Мы дружно смеялись над этой историей и даже решили, что Ветошкин не такой уж плохой парень.
Вообще дезертиров в полку хватает, почти каждую неделю бежит солдат, но в нашей роте этот случай единственный, серьёзной дедовщины в роте нет, так как почти все старослужащие в "районе выполнения служебно-боевых задач". У нас все рвутся на войну, вышел приказ: в "районе" сутки службы идут за двое.
30 марта 2000 года очередная команда в 150 человек убывает в Чечню на замену и пополнение сводной группы полка. Поздно вечером мы выстраиваемся на перроне Вокзала-1.
В заношенном бушлате, в шапке из искусственного, закашлатившегося барашком меха, с вещмешком-котомкой, я ощущаю себя русским пехотинцем 1914 года, и от этого собравшаяся в ком душа ещё больше стремится взойти по стальным ступеням в разинутую тьму вагона…
Каждый солдат ненавидит офицеров. Ненависти этой возраст – века. Идёт она через "золотопогонников", которым во время атаки стреляли в спину, а случилось – и пораспогонили, и постреляли.
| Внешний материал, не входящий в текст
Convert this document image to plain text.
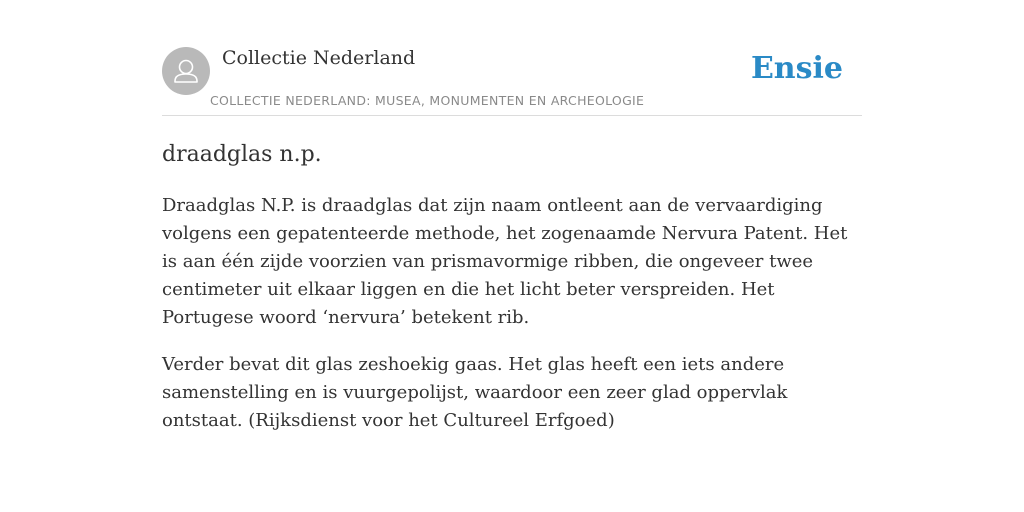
Collectie Nederland
COLLECTIE NEDERLAND: MUSEA, MONUMENTEN EN ARCHEOLOGIE
Ensie
draadglas n.p.

Draadglas N.P. is draadglas dat zijn naam ontleent aan de vervaardiging volgens een gepatenteerde methode, het zogenaamde Nervura Patent. Het is aan één zijde voorzien van prismavormige ribben, die ongeveer twee centimeter uit elkaar liggen en die het licht beter verspreiden. Het Portugese woord ‘nervura’ betekent rib.

Verder bevat dit glas zeshoekig gaas. Het glas heeft een iets andere samenstelling en is vuurgepolijst, waardoor een zeer glad oppervlak ontstaat. (Rijksdienst voor het Cultureel Erfgoed)
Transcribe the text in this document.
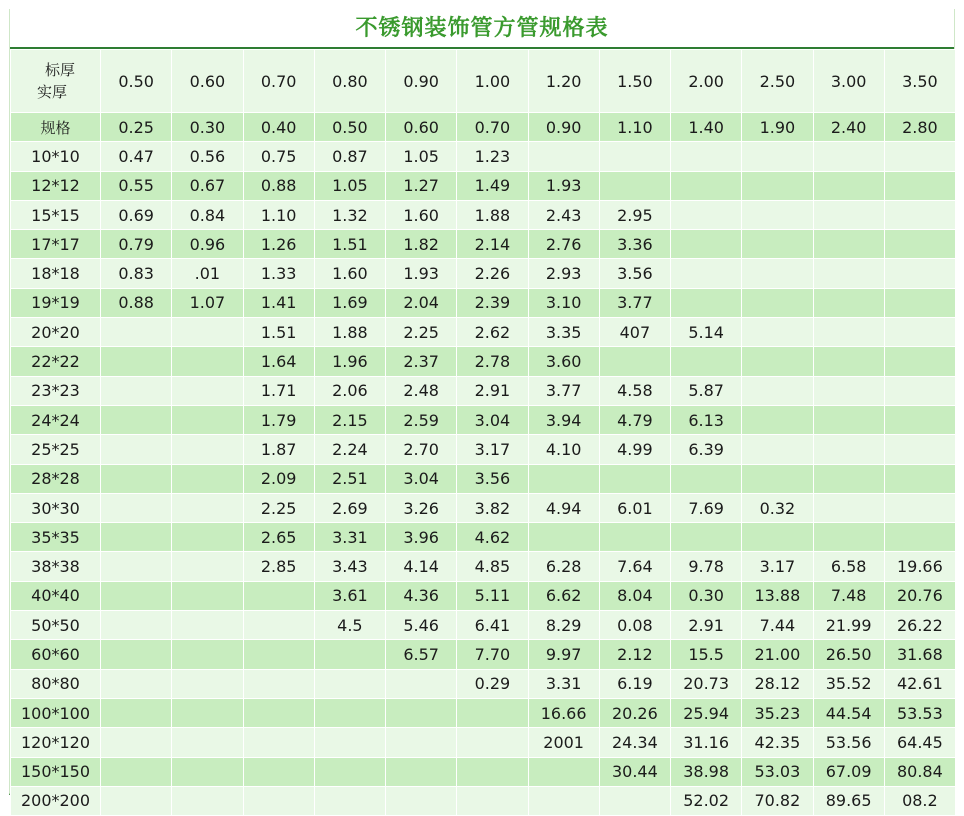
不锈钢装饰管方管规格表
标厚
实厚	0.50	0.60	0.70	0.80	0.90	1.00	1.20	1.50	2.00	2.50	3.00	3.50
规格	0.25	0.30	0.40	0.50	0.60	0.70	0.90	1.10	1.40	1.90	2.40	2.80
10*10	0.47	0.56	0.75	0.87	1.05	1.23						
12*12	0.55	0.67	0.88	1.05	1.27	1.49	1.93					
15*15	0.69	0.84	1.10	1.32	1.60	1.88	2.43	2.95				
17*17	0.79	0.96	1.26	1.51	1.82	2.14	2.76	3.36				
18*18	0.83	.01	1.33	1.60	1.93	2.26	2.93	3.56				
19*19	0.88	1.07	1.41	1.69	2.04	2.39	3.10	3.77				
20*20			1.51	1.88	2.25	2.62	3.35	407	5.14			
22*22			1.64	1.96	2.37	2.78	3.60					
23*23			1.71	2.06	2.48	2.91	3.77	4.58	5.87			
24*24			1.79	2.15	2.59	3.04	3.94	4.79	6.13			
25*25			1.87	2.24	2.70	3.17	4.10	4.99	6.39			
28*28			2.09	2.51	3.04	3.56						
30*30			2.25	2.69	3.26	3.82	4.94	6.01	7.69	0.32		
35*35			2.65	3.31	3.96	4.62						
38*38			2.85	3.43	4.14	4.85	6.28	7.64	9.78	3.17	6.58	19.66
40*40				3.61	4.36	5.11	6.62	8.04	0.30	13.88	7.48	20.76
50*50				4.5	5.46	6.41	8.29	0.08	2.91	7.44	21.99	26.22
60*60					6.57	7.70	9.97	2.12	15.5	21.00	26.50	31.68
80*80						0.29	3.31	6.19	20.73	28.12	35.52	42.61
100*100							16.66	20.26	25.94	35.23	44.54	53.53
120*120							2001	24.34	31.16	42.35	53.56	64.45
150*150								30.44	38.98	53.03	67.09	80.84
200*200									52.02	70.82	89.65	08.2
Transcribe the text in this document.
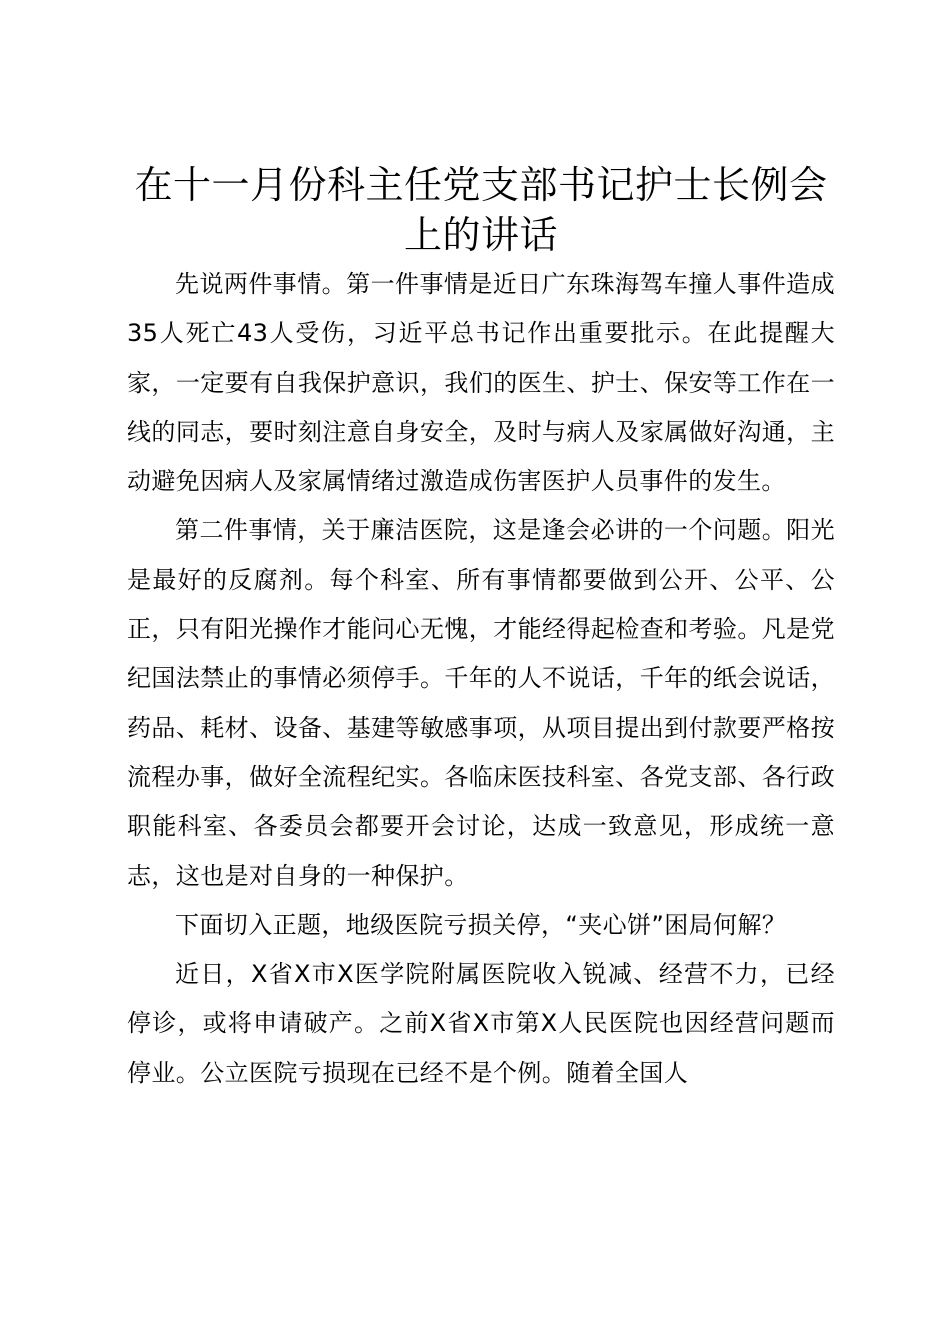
在十一月份科主任党支部书记护士长例会上的讲话

先说两件事情。第一件事情是近日广东珠海驾车撞人事件造成35人死亡43人受伤，习近平总书记作出重要批示。在此提醒大家，一定要有自我保护意识，我们的医生、护士、保安等工作在一线的同志，要时刻注意自身安全，及时与病人及家属做好沟通，主动避免因病人及家属情绪过激造成伤害医护人员事件的发生。

第二件事情，关于廉洁医院，这是逢会必讲的一个问题。阳光是最好的反腐剂。每个科室、所有事情都要做到公开、公平、公正，只有阳光操作才能问心无愧，才能经得起检查和考验。凡是党纪国法禁止的事情必须停手。千年的人不说话，千年的纸会说话，药品、耗材、设备、基建等敏感事项，从项目提出到付款要严格按流程办事，做好全流程纪实。各临床医技科室、各党支部、各行政职能科室、各委员会都要开会讨论，达成一致意见，形成统一意志，这也是对自身的一种保护。

下面切入正题，地级医院亏损关停，“夹心饼”困局何解？

近日，X省X市X医学院附属医院收入锐减、经营不力，已经停诊，或将申请破产。之前X省X市第X人民医院也因经营问题而停业。公立医院亏损现在已经不是个例。随着全国人
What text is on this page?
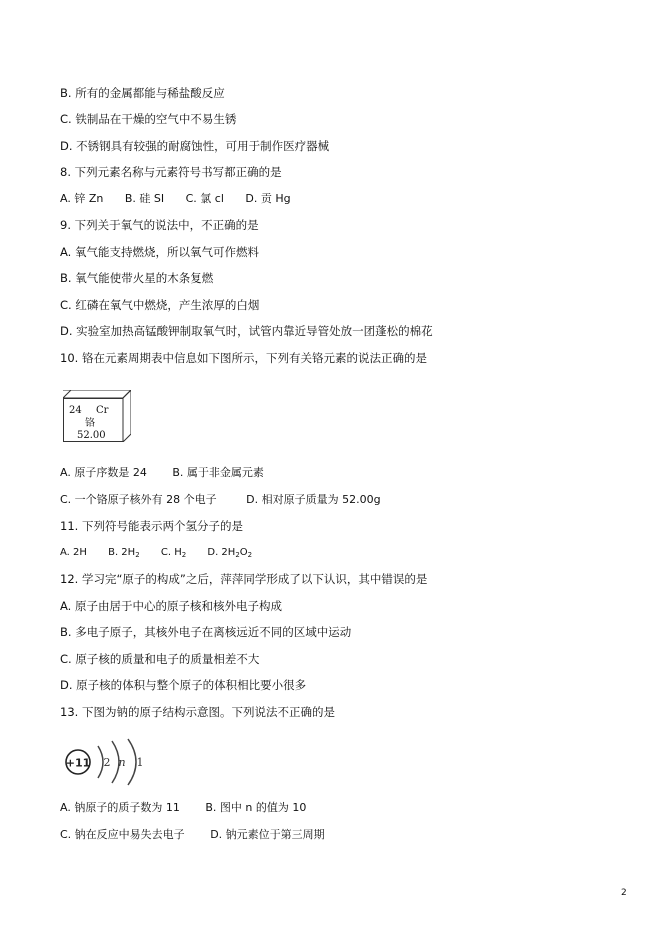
B. 所有的金属都能与稀盐酸反应
C. 铁制品在干燥的空气中不易生锈
D. 不锈钢具有较强的耐腐蚀性，可用于制作医疗器械
8. 下列元素名称与元素符号书写都正确的是
A. 锌 Zn B. 硅 SI C. 氯 cl D. 贡 Hg
9. 下列关于氧气的说法中，不正确的是
A. 氧气能支持燃烧，所以氧气可作燃料
B. 氧气能使带火星的木条复燃
C. 红磷在氧气中燃烧，产生浓厚的白烟
D. 实验室加热高锰酸钾制取氧气时，试管内靠近导管处放一团蓬松的棉花
10. 铬在元素周期表中信息如下图所示，下列有关铬元素的说法正确的是
24 Cr
铬
52.00
A. 原子序数是 24 B. 属于非金属元素
C. 一个铬原子核外有 28 个电子	D. 相对原子质量为 52.00g
11. 下列符号能表示两个氢分子的是
A. 2H B. $2H_2$ C. $H_2$ D. $2H_2O_2$
12. 学习完“原子的构成”之后，萍萍同学形成了以下认识，其中错误的是
A. 原子由居于中心的原子核和核外电子构成
B. 多电子原子，其核外电子在离核远近不同的区域中运动
C. 原子核的质量和电子的质量相差不大
D. 原子核的体积与整个原子的体积相比要小很多
13. 下图为钠的原子结构示意图。下列说法不正确的是
+11 2 n 1
A. 钠原子的质子数为 11 B. 图中 n 的值为 10
C. 钠在反应中易失去电子 D. 钠元素位于第三周期
2
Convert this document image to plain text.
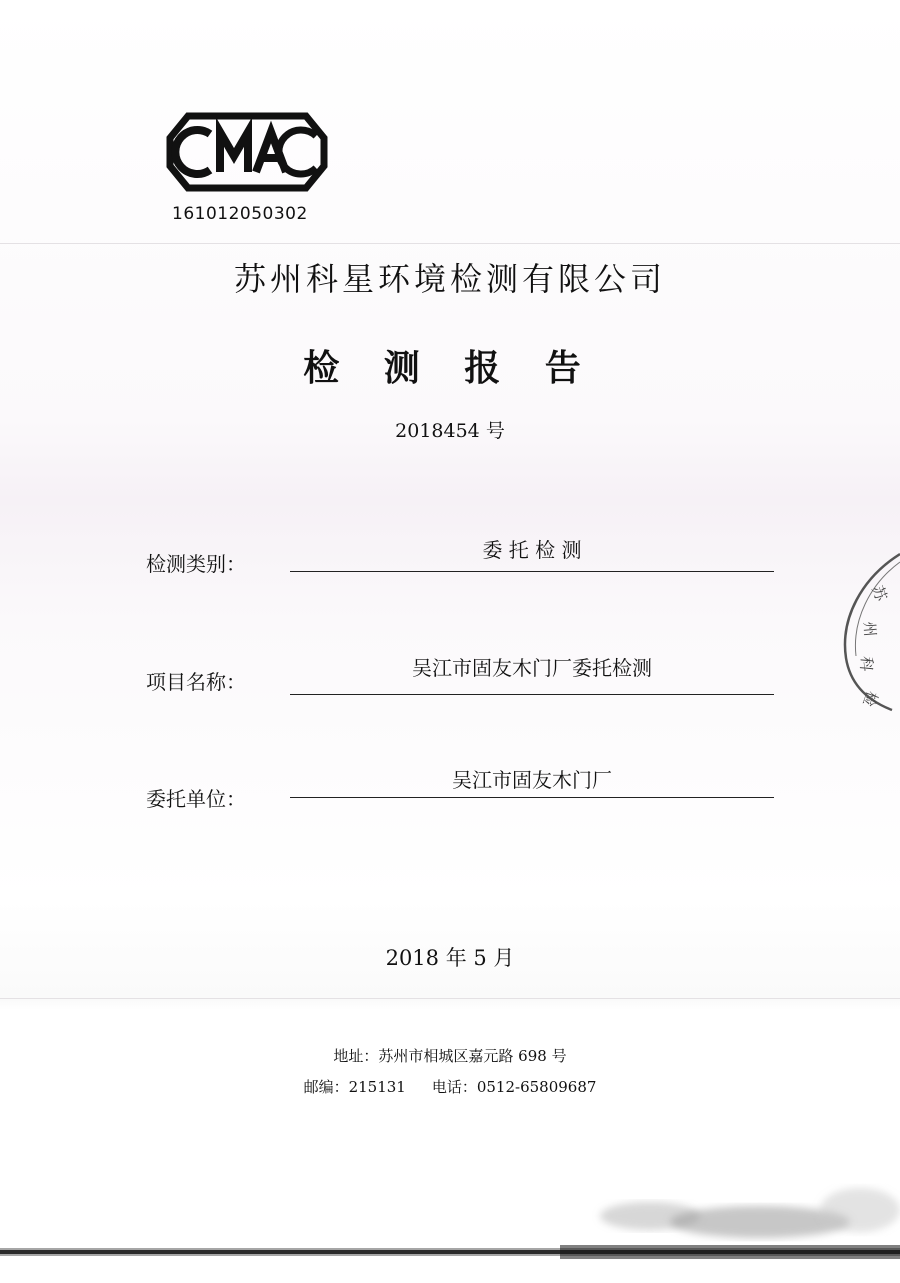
161012050302
苏州科星环境检测有限公司
检 测 报 告
2018454 号
检测类别：
委 托 检 测
项目名称：
吴江市固友木门厂委托检测
委托单位：
吴江市固友木门厂
2018 年 5 月
地址：苏州市相城区嘉元路 698 号
邮编：215131 电话：0512-65809687
苏
州
科
检
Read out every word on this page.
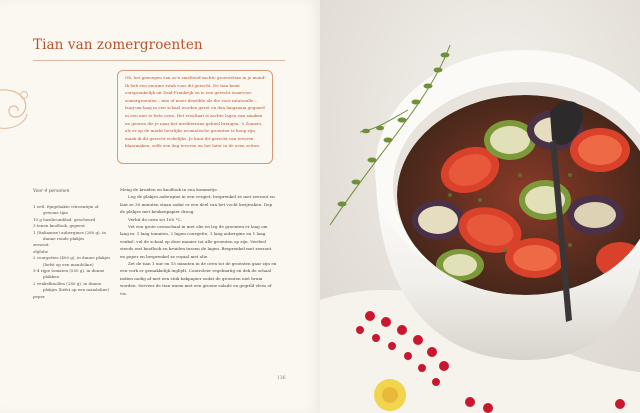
Tian van zomergroenten

Oh, het genoegen van zo'n smeltend-zachte groentetian in je mond! Ik heb een enorme zwak voor dit gerecht. De tian komt oorspronkelijk uit Zuid-Frankrijk en is een gerecht waarvoor zomergroenten – min of meer dezelfde als die voor ratatouille – laag-om-laag in een schaal worden gezet en dan langzaam gegaard in een niet te hete oven. Het resultaat is zachte lagen van smaken en geuren die je naar het mediterrane gebied brengen. 's Zomers, als er op de markt heerlijke aromatische groenten te koop zijn, maak ik dit gerecht wekelijks. Je kunt dit gerecht van tevoren klaarmaken, zelfs een dag tevoren en het later in de oven zetten.

Voor 4 personen
1 eetl. fijngehakte citroentijm of gewone tijm
10 g basilicumblad, gescheurd
3 tenen knoflook, geperst
1 (Italiaanse) aubergines (280 g), in dunne ronde plakjes
zeezout
olijfolie
2 courgettes (400 g), in dunne plakjes (liefst op een mandoline)
3-4 rijpe tomaten (550 g), in dunne plakken
2 venkelknollen (280 g), in dunne plakjes (liefst op een mandoline)
peper

Meng de kruiden en knoflook in een kommetje.

Leg de plakjes aubergine in een vergiet, besprenkel ze met zeezout en laat ze 30 minuten staan zodat er een deel van het vocht kwijtraken. Dep de plakjes met keukenpapier droog.

Verhit de oven tot 160 °C.

Vet een grote ovenschaal in met olie en leg de groenten er laag om laag in: 1 laag tomaten, 2 lagen courgette, 1 laag aubergine en 1 laag venkel: vul de schaal op deze manier tot alle groenten op zijn. Verdeel steeds wat knoflook en kruiden tussen de lagen. Besprenkel met zeezout en peper en besprenkel ze royaal met olie.

Zet de tian 1 uur en 15 minuten in de oven tot de groenten gaar zijn en een vork er gemakkelijk inglijdt. Controleer regelmatig en dek de schaal indien nodig af met een stuk bakpapier zodat de groenten niet bruin worden. Serveer de tian warm met een groene salade en gegrild vlees of vis.

136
В стародавние времена солдат был отгорожен от офицеров завесой унтеров, которые не скупились на побои, но и тогда солдат знал искусные зуботычины ротного командира. А когда сержантов не стало в армии, когда они превратились, за исключением инструкторов в учебках, в рядовых с лычками, тогда уже и вся работа легла на офицеров, и ненависть вся.
Я сам хотел стать офицером, а потом, будучи в солдатской шкуре, как все, ненавидел этих молодых, на какие-то два-три года старше, "шакалов".
А ненавидеть их по большому счёту было не за что. Самые обыкновенные люди, идущие без особого отбора, далеко не из богатых и лучших учеников, всеми условиями службы они были прижаты к стене, где всё их существование зависело от произвола вышестоящего, где свободно вздохнуть, не нарвавшись на громовой рёв и оскорбления, было невозможно. При этом они получали зарплату меньше охранника в магазине и были наделены привилегиями и властью над совсем уже бесправной массой солдат.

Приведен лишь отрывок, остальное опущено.